AIR and the plaintiffs requested a stay of deadline while they negotiated the final terms of the settlement agreement, according to the filing.

In a statement, AIR denied all liability and said it was disappointed the plaintiffs involved it in the lawsuit.

“AIR’s pricing decisions were, and continue to be, made by AIR teammates using internal information together with publicly available market data,” the statement read. “Despite the baselessness of the claims, AIR is pleased to exit the litigation early in a favorable manner.”

Cushman and Wakefield did not respond to a request for comment.

The lawsuit naming RealPage, Pinnacle and AIR was consolidated into a class action suit from more than 30 individual lawsuits accusing RealPage of using algorithmic tools to help landlords boost rents across markets, in what the plaintiffs say amounted to a “cabal” of landlords and property managers sharing sensitive rent price information with each other through RealPage.

RealPage’s request to dismiss the suit was rejected in December, with chief U.S. District Court Judge Waverly D. Crenshaw, Jr., ruling that the tenant plaintiffs had shown enough cause for RealPage to defend against their claims in court.
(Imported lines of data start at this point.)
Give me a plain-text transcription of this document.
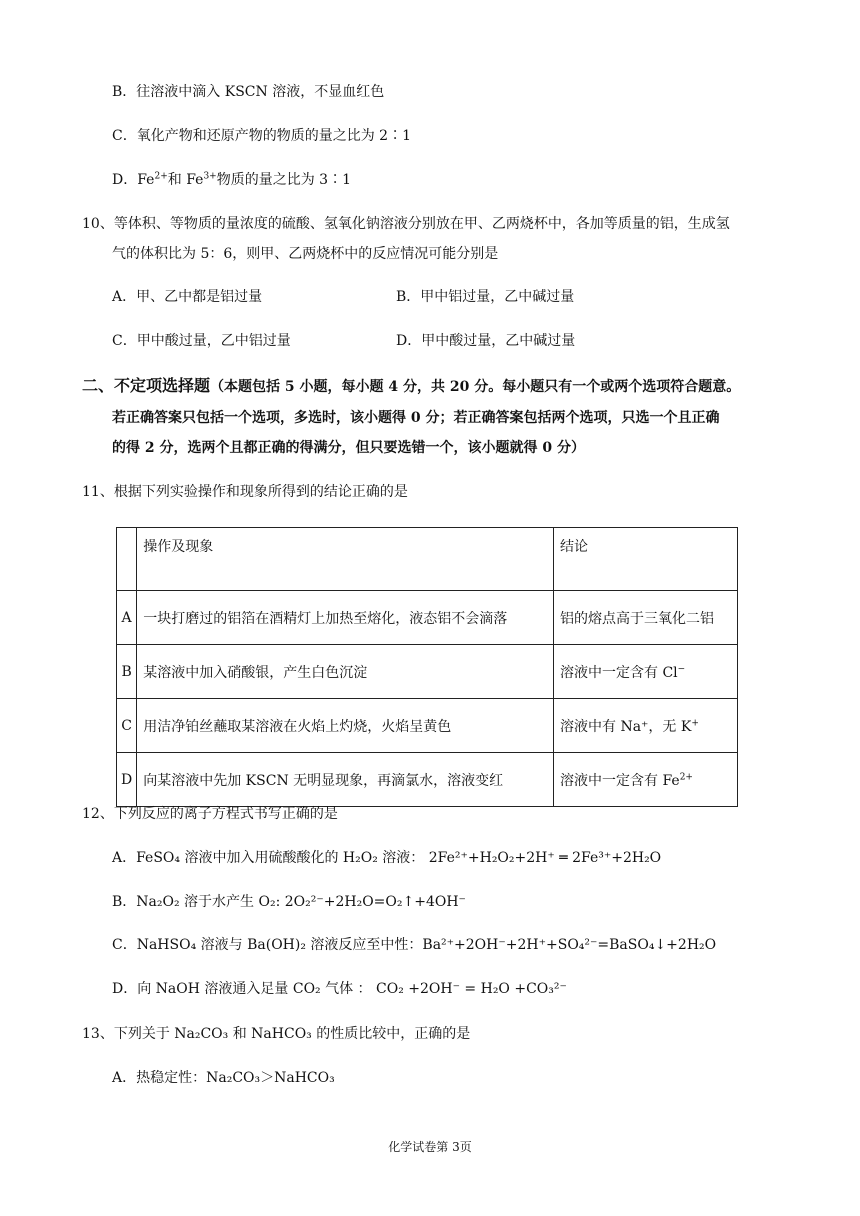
B．往溶液中滴入 KSCN 溶液，不显血红色
C．氧化产物和还原产物的物质的量之比为 2∶1
D．$Fe^{2+}$和 $Fe^{3+}$物质的量之比为 3∶1
10、等体积、等物质的量浓度的硫酸、氢氧化钠溶液分别放在甲、乙两烧杯中，各加等质量的铝，生成氢
气的体积比为 5：6，则甲、乙两烧杯中的反应情况可能分别是
A．甲、乙中都是铝过量	B．甲中铝过量，乙中碱过量
C．甲中酸过量，乙中铝过量	D．甲中酸过量，乙中碱过量
二、不定项选择题（本题包括 5 小题，每小题 4 分，共 20 分。每小题只有一个或两个选项符合题意。
若正确答案只包括一个选项，多选时，该小题得 0 分；若正确答案包括两个选项，只选一个且正确
的得 2 分，选两个且都正确的得满分，但只要选错一个，该小题就得 0 分）
11、根据下列实验操作和现象所得到的结论正确的是
	操作及现象	结论
A	一块打磨过的铝箔在酒精灯上加热至熔化，液态铝不会滴落	铝的熔点高于三氧化二铝
B	某溶液中加入硝酸银，产生白色沉淀	溶液中一定含有 Cl−
C	用洁净铂丝蘸取某溶液在火焰上灼烧，火焰呈黄色	溶液中有 Na⁺，无 K+
D	向某溶液中先加 KSCN 无明显现象，再滴氯水，溶液变红	溶液中一定含有 $Fe^{2+}$
12、下列反应的离子方程式书写正确的是
A．FeSO₄ 溶液中加入用硫酸酸化的 H₂O₂ 溶液： 2Fe²⁺+H₂O₂+2H⁺ ═ 2Fe³⁺+2H₂O
B．Na₂O₂ 溶于水产生 O₂: 2O₂²⁻+2H₂O=O₂↑+4OH⁻
C．NaHSO₄ 溶液与 Ba(OH)₂ 溶液反应至中性：Ba²⁺+2OH⁻+2H⁺+SO₄²⁻=BaSO₄↓+2H₂O
D．向 NaOH 溶液通入足量 CO₂ 气体 ： CO₂ +2OH⁻ = H₂O +CO₃²⁻
13、下列关于 Na₂CO₃ 和 NaHCO₃ 的性质比较中，正确的是
A．热稳定性：Na₂CO₃＞NaHCO₃
化学试卷第 3页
“It would clearly not be in any individual defendant’s economic self-interest to contribute its data to RealPage without knowing that it would benefit from its horizontal competitors doing the same,” Crenshaw wrote in his decision to allow the suit to continue.

RealPage did not respond to a request for comment on the settlements.

The lawsuit has attracted federal legislators, a group of whom introduced legislation this month that seeks to effectively outlaw the practice of algorithmically pricing rents.

The “Preventing the Algorithmic Facilitation of Rental Housing Cartels Act,” introduced by U.S. Senators Ron Wyden (D-Oregon) and Peter Welch (D-Vermont) would make it illegal for property owners to hire any service that coordinates rental pricing services and make illegal the practice of two or more rental property owners coordinating over pricing. The press release announcing the proposed legislation specifically names RealPage and the property management technology Yardi as its targets.